Wingate has also guest starred in other notable roles on several other prime-time series including: CSI: NY (2000) as Clay Miller, Crossing Jordan (2001) as Trent Willows, Medium (2005) as NA Attendee, How I Met Your Mother (2005) as Mike, The Unit (2006) as Marine Sergeant, Moonlight (2007) as 20-year old Lee Spalding, FlashForward (2009) as Guard, Teen Wolf (2011) as Fahey, Chicago P.D. (2014) as Tyler Jerome Hansen and Lethal Weapon (2016) as Duke Rawlings.

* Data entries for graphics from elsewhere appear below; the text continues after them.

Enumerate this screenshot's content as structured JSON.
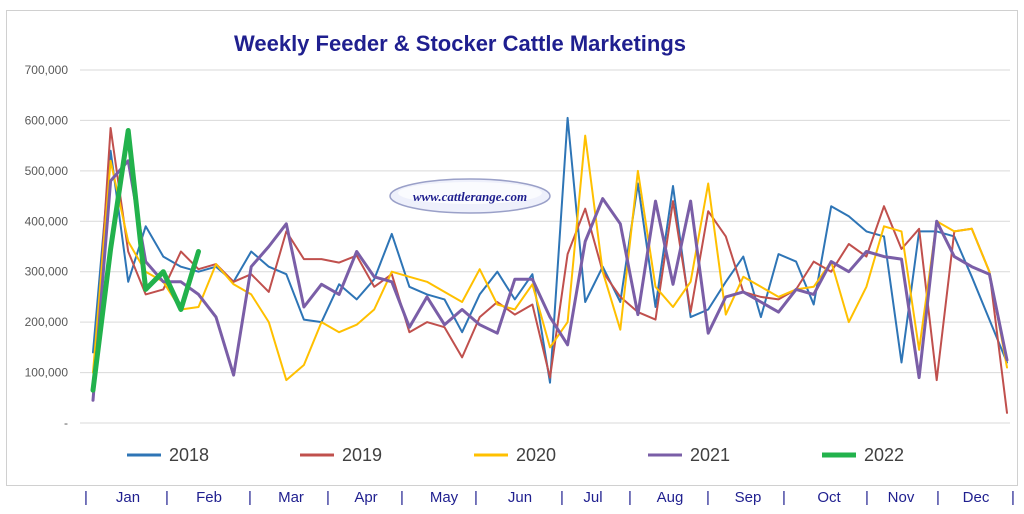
{
  "chart_data": {
    "type": "line",
    "title": "Weekly Feeder & Stocker Cattle Marketings",
    "watermark": "www.cattlerange.com",
    "ylim": [
      0,
      700000
    ],
    "yticks": [
      0,
      100000,
      200000,
      300000,
      400000,
      500000,
      600000,
      700000
    ],
    "ytick_labels": [
      "-",
      "100,000",
      "200,000",
      "300,000",
      "400,000",
      "500,000",
      "600,000",
      "700,000"
    ],
    "grid": true,
    "legend_position": "bottom",
    "month_labels": [
      "Jan",
      "Feb",
      "Mar",
      "Apr",
      "May",
      "Jun",
      "Jul",
      "Aug",
      "Sep",
      "Oct",
      "Nov",
      "Dec"
    ],
    "separator": "|",
    "weeks": 53,
    "series": [
      {
        "name": "2018",
        "color": "#2e75b6",
        "width": 2,
        "values": [
          140000,
          540000,
          280000,
          390000,
          330000,
          310000,
          300000,
          310000,
          280000,
          340000,
          310000,
          295000,
          205000,
          200000,
          275000,
          245000,
          285000,
          375000,
          270000,
          255000,
          245000,
          180000,
          255000,
          300000,
          245000,
          295000,
          80000,
          605000,
          240000,
          310000,
          240000,
          475000,
          230000,
          470000,
          210000,
          225000,
          280000,
          330000,
          210000,
          335000,
          320000,
          235000,
          430000,
          410000,
          380000,
          370000,
          120000,
          380000,
          380000,
          370000,
          290000,
          205000,
          120000
        ]
      },
      {
        "name": "2019",
        "color": "#c0504d",
        "width": 2,
        "values": [
          50000,
          585000,
          340000,
          255000,
          265000,
          340000,
          305000,
          315000,
          280000,
          295000,
          260000,
          380000,
          325000,
          325000,
          318000,
          332000,
          270000,
          295000,
          180000,
          200000,
          190000,
          130000,
          210000,
          240000,
          215000,
          235000,
          90000,
          335000,
          425000,
          300000,
          250000,
          220000,
          205000,
          440000,
          220000,
          420000,
          370000,
          260000,
          250000,
          245000,
          265000,
          320000,
          300000,
          355000,
          330000,
          430000,
          345000,
          385000,
          85000,
          380000,
          385000,
          300000,
          20000
        ]
      },
      {
        "name": "2020",
        "color": "#ffc000",
        "width": 2,
        "values": [
          100000,
          520000,
          360000,
          300000,
          280000,
          225000,
          230000,
          315000,
          275000,
          255000,
          200000,
          85000,
          115000,
          200000,
          180000,
          195000,
          225000,
          300000,
          290000,
          280000,
          260000,
          240000,
          305000,
          235000,
          225000,
          275000,
          150000,
          200000,
          570000,
          300000,
          185000,
          500000,
          270000,
          230000,
          280000,
          475000,
          215000,
          290000,
          270000,
          250000,
          265000,
          270000,
          320000,
          200000,
          270000,
          390000,
          380000,
          145000,
          400000,
          380000,
          385000,
          300000,
          110000
        ]
      },
      {
        "name": "2021",
        "color": "#7a5ea7",
        "width": 3,
        "values": [
          45000,
          480000,
          520000,
          320000,
          280000,
          280000,
          255000,
          210000,
          95000,
          310000,
          350000,
          395000,
          230000,
          275000,
          255000,
          340000,
          290000,
          280000,
          190000,
          250000,
          195000,
          225000,
          195000,
          178000,
          285000,
          285000,
          210000,
          155000,
          360000,
          445000,
          395000,
          215000,
          440000,
          275000,
          440000,
          178000,
          250000,
          260000,
          240000,
          220000,
          265000,
          255000,
          320000,
          300000,
          340000,
          330000,
          325000,
          90000,
          400000,
          330000,
          310000,
          295000,
          125000
        ]
      },
      {
        "name": "2022",
        "color": "#22b24c",
        "width": 5,
        "values": [
          65000,
          345000,
          580000,
          265000,
          300000,
          225000,
          340000
        ]
      }
    ]
  }
}
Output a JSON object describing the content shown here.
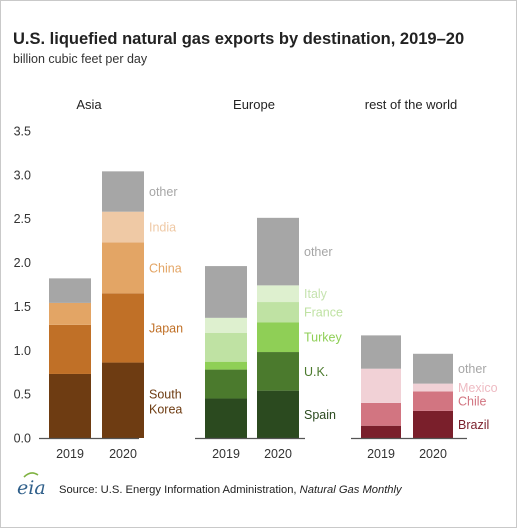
{
  "header": {
    "title": "U.S. liquefied natural gas exports by destination, 2019–20",
    "subtitle": "billion cubic feet per day"
  },
  "footer": {
    "logo_text": "eia",
    "source_text": "Source: U.S. Energy Information Administration, ",
    "source_publication": "Natural Gas Monthly"
  },
  "chart_data": {
    "type": "bar",
    "stacked": true,
    "ylim": [
      0,
      3.5
    ],
    "yticks": [
      "0.0",
      "0.5",
      "1.0",
      "1.5",
      "2.0",
      "2.5",
      "3.0",
      "3.5"
    ],
    "grid": false,
    "legend": "labels next to 2020 bars",
    "colors": {
      "axis": "#555555",
      "tick_text": "#333333",
      "other": "#a6a6a6"
    },
    "panels": [
      {
        "name": "Asia",
        "categories": [
          "2019",
          "2020"
        ],
        "series": [
          {
            "name": "South Korea",
            "values": [
              0.73,
              0.86
            ],
            "color": "#6e3c12",
            "label_color": "#6e3c12"
          },
          {
            "name": "Japan",
            "values": [
              0.56,
              0.79
            ],
            "color": "#c07027",
            "label_color": "#c07027"
          },
          {
            "name": "China",
            "values": [
              0.25,
              0.58
            ],
            "color": "#e3a565",
            "label_color": "#e3a565"
          },
          {
            "name": "India",
            "values": [
              0.0,
              0.35
            ],
            "color": "#efc9a5",
            "label_color": "#efc9a5"
          },
          {
            "name": "other",
            "values": [
              0.28,
              0.46
            ],
            "color": "#a6a6a6",
            "label_color": "#a6a6a6"
          }
        ]
      },
      {
        "name": "Europe",
        "categories": [
          "2019",
          "2020"
        ],
        "series": [
          {
            "name": "Spain",
            "values": [
              0.45,
              0.54
            ],
            "color": "#2b4a1f",
            "label_color": "#2b4a1f"
          },
          {
            "name": "U.K.",
            "values": [
              0.33,
              0.44
            ],
            "color": "#4b7a2d",
            "label_color": "#4b7a2d"
          },
          {
            "name": "Turkey",
            "values": [
              0.09,
              0.34
            ],
            "color": "#8fcf56",
            "label_color": "#8fcf56"
          },
          {
            "name": "France",
            "values": [
              0.33,
              0.23
            ],
            "color": "#bfe2a3",
            "label_color": "#bfe2a3"
          },
          {
            "name": "Italy",
            "values": [
              0.17,
              0.19
            ],
            "color": "#def0cf",
            "label_color": "#c6e3b0"
          },
          {
            "name": "other",
            "values": [
              0.59,
              0.77
            ],
            "color": "#a6a6a6",
            "label_color": "#a6a6a6"
          }
        ]
      },
      {
        "name": "rest of the world",
        "categories": [
          "2019",
          "2020"
        ],
        "series": [
          {
            "name": "Brazil",
            "values": [
              0.14,
              0.31
            ],
            "color": "#7a1f2b",
            "label_color": "#7a1f2b"
          },
          {
            "name": "Chile",
            "values": [
              0.26,
              0.22
            ],
            "color": "#d27581",
            "label_color": "#d27581"
          },
          {
            "name": "Mexico",
            "values": [
              0.39,
              0.09
            ],
            "color": "#f1d1d6",
            "label_color": "#eebac2"
          },
          {
            "name": "other",
            "values": [
              0.38,
              0.34
            ],
            "color": "#a6a6a6",
            "label_color": "#a6a6a6"
          }
        ]
      }
    ]
  }
}
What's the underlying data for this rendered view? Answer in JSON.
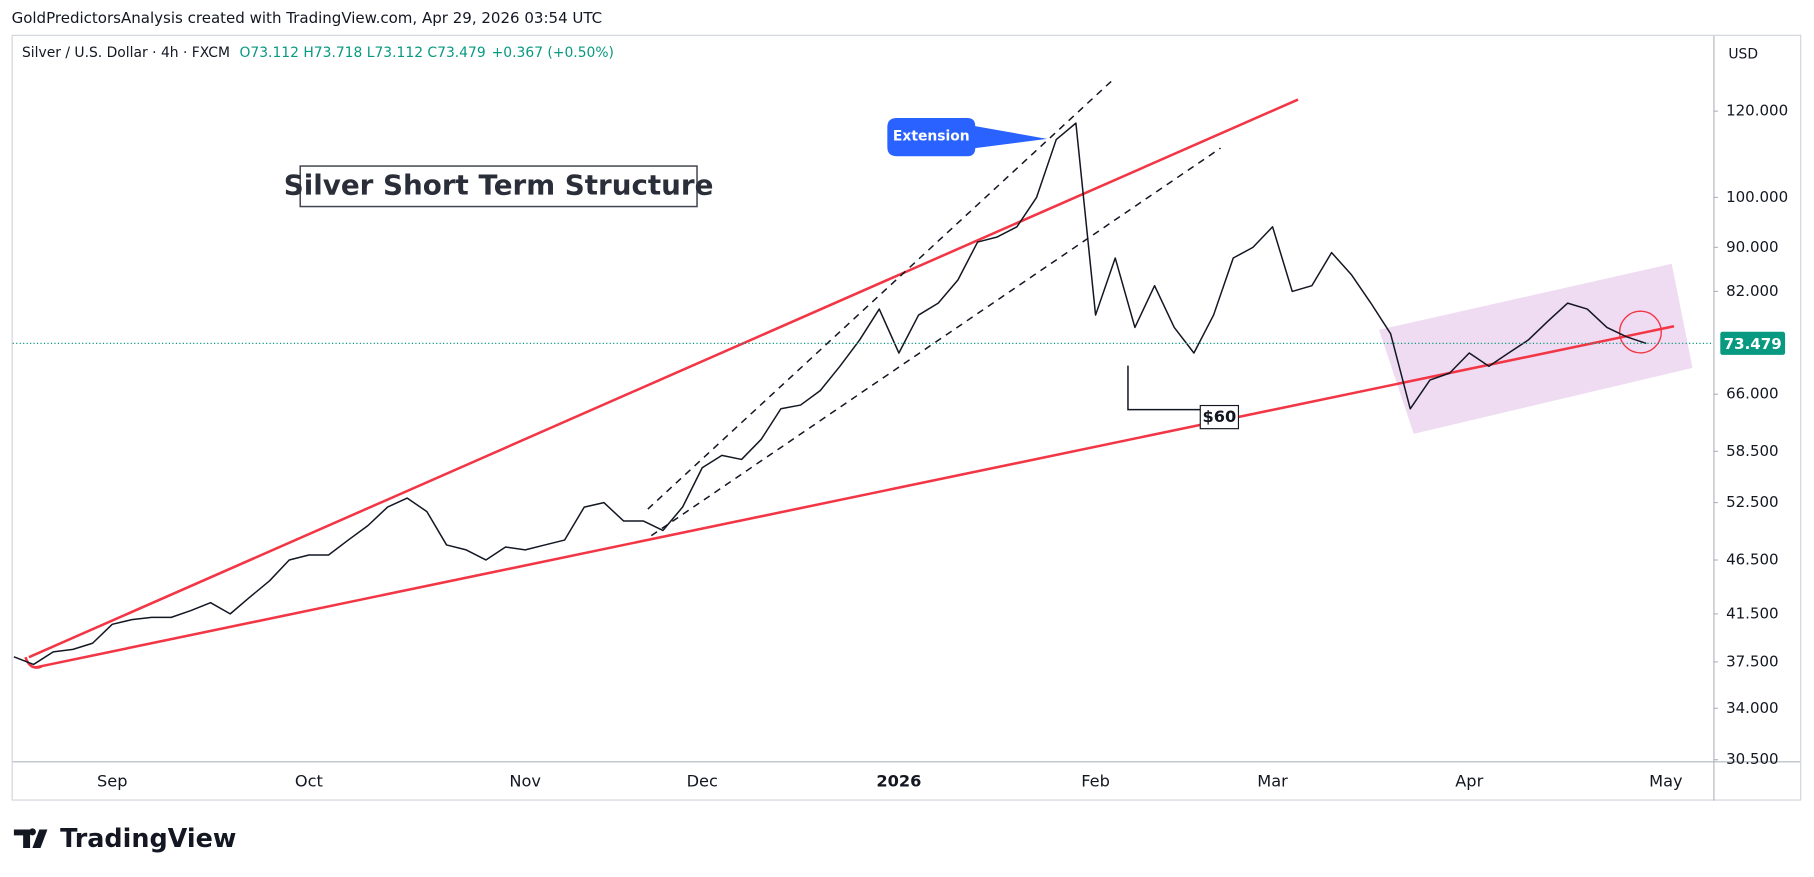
{
  "chart_data": {
    "type": "line",
    "credit": "GoldPredictorsAnalysis created with TradingView.com, Apr 29, 2026 03:54 UTC",
    "symbol": "Silver / U.S. Dollar · 4h · FXCM",
    "ohlc": "O73.112  H73.718  L73.112  C73.479",
    "change": "+0.367 (+0.50%)",
    "currency": "USD",
    "title": "Silver Short Term Structure",
    "annotations": [
      "Extension",
      "$60"
    ],
    "brand": "TradingView",
    "log_scale": true,
    "grid": false,
    "categories": [
      null,
      null,
      null,
      null,
      null,
      "Sep",
      null,
      null,
      null,
      null,
      null,
      null,
      null,
      null,
      null,
      "Oct",
      null,
      null,
      null,
      null,
      null,
      null,
      null,
      null,
      null,
      null,
      "Nov",
      null,
      null,
      null,
      null,
      null,
      null,
      null,
      null,
      "Dec",
      null,
      null,
      null,
      null,
      null,
      null,
      null,
      null,
      null,
      "2026",
      null,
      null,
      null,
      null,
      null,
      null,
      null,
      null,
      null,
      "Feb",
      null,
      null,
      null,
      null,
      null,
      null,
      null,
      null,
      "Mar",
      null,
      null,
      null,
      null,
      null,
      null,
      null,
      null,
      null,
      "Apr",
      null,
      null,
      null,
      null,
      null,
      null,
      null,
      null,
      null,
      "May"
    ],
    "series": [
      {
        "name": "Silver / U.S. Dollar",
        "color": "#131722",
        "values": [
          37.9,
          37.3,
          38.3,
          38.5,
          39.0,
          40.6,
          41.0,
          41.2,
          41.2,
          41.8,
          42.5,
          41.5,
          43.0,
          44.5,
          46.5,
          47.0,
          47.0,
          48.5,
          50.0,
          52.0,
          53.0,
          51.5,
          48.0,
          47.5,
          46.5,
          47.8,
          47.5,
          48.0,
          48.5,
          52.0,
          52.5,
          50.5,
          50.5,
          49.5,
          52.0,
          56.5,
          58.0,
          57.5,
          60.0,
          64.0,
          64.5,
          66.5,
          70.0,
          74.0,
          79.0,
          72.0,
          78.0,
          80.0,
          84.0,
          91.0,
          92.0,
          94.0,
          100.0,
          113.0,
          117.0,
          78.0,
          88.0,
          76.0,
          83.0,
          76.0,
          72.0,
          78.0,
          88.0,
          90.0,
          94.0,
          82.0,
          83.0,
          89.0,
          85.0,
          80.0,
          75.0,
          64.0,
          68.0,
          69.0,
          72.0,
          70.0,
          72.0,
          74.0,
          77.0,
          80.0,
          79.0,
          76.0,
          74.5,
          73.479,
          null
        ]
      }
    ],
    "ylim": [
      30.4,
      141
    ],
    "yticks": [
      {
        "value": 30.5,
        "label": "30.500"
      },
      {
        "value": 34,
        "label": "34.000"
      },
      {
        "value": 37.5,
        "label": "37.500"
      },
      {
        "value": 41.5,
        "label": "41.500"
      },
      {
        "value": 46.5,
        "label": "46.500"
      },
      {
        "value": 52.5,
        "label": "52.500"
      },
      {
        "value": 58.5,
        "label": "58.500"
      },
      {
        "value": 66,
        "label": "66.000"
      },
      {
        "value": 82,
        "label": "82.000"
      },
      {
        "value": 90,
        "label": "90.000"
      },
      {
        "value": 100,
        "label": "100.000"
      },
      {
        "value": 120,
        "label": "120.000"
      }
    ]
  }
}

On the big screen, Wingate has appeared opposite Paul Bettany in Scott Stewart's Priest (2011), alongside Brad Pitt in director Marc Forster's World War Z, (2013), starred as the lead role in Inverse (2014) as both Arquin and Max Gilchrist, and most recently starred across Trevor St. John in A Good Enough Day (2022).

Wingate was amongst the cast, including Sterling K. Brown and Michael McKean, in the West Coast premiere of Pulitzer Prize winner Suzan-Lori Parks' Father Comes Home From the Wars (Parts 1, 2 & 3) at the Mark Taper Forum in Los Angeles.

Raised just south of Boston in Quincy, Massachusetts, Wingate started acting at age 15, performing in several local and regional productions, before moving to Los Angeles as a young adult to pursue acting.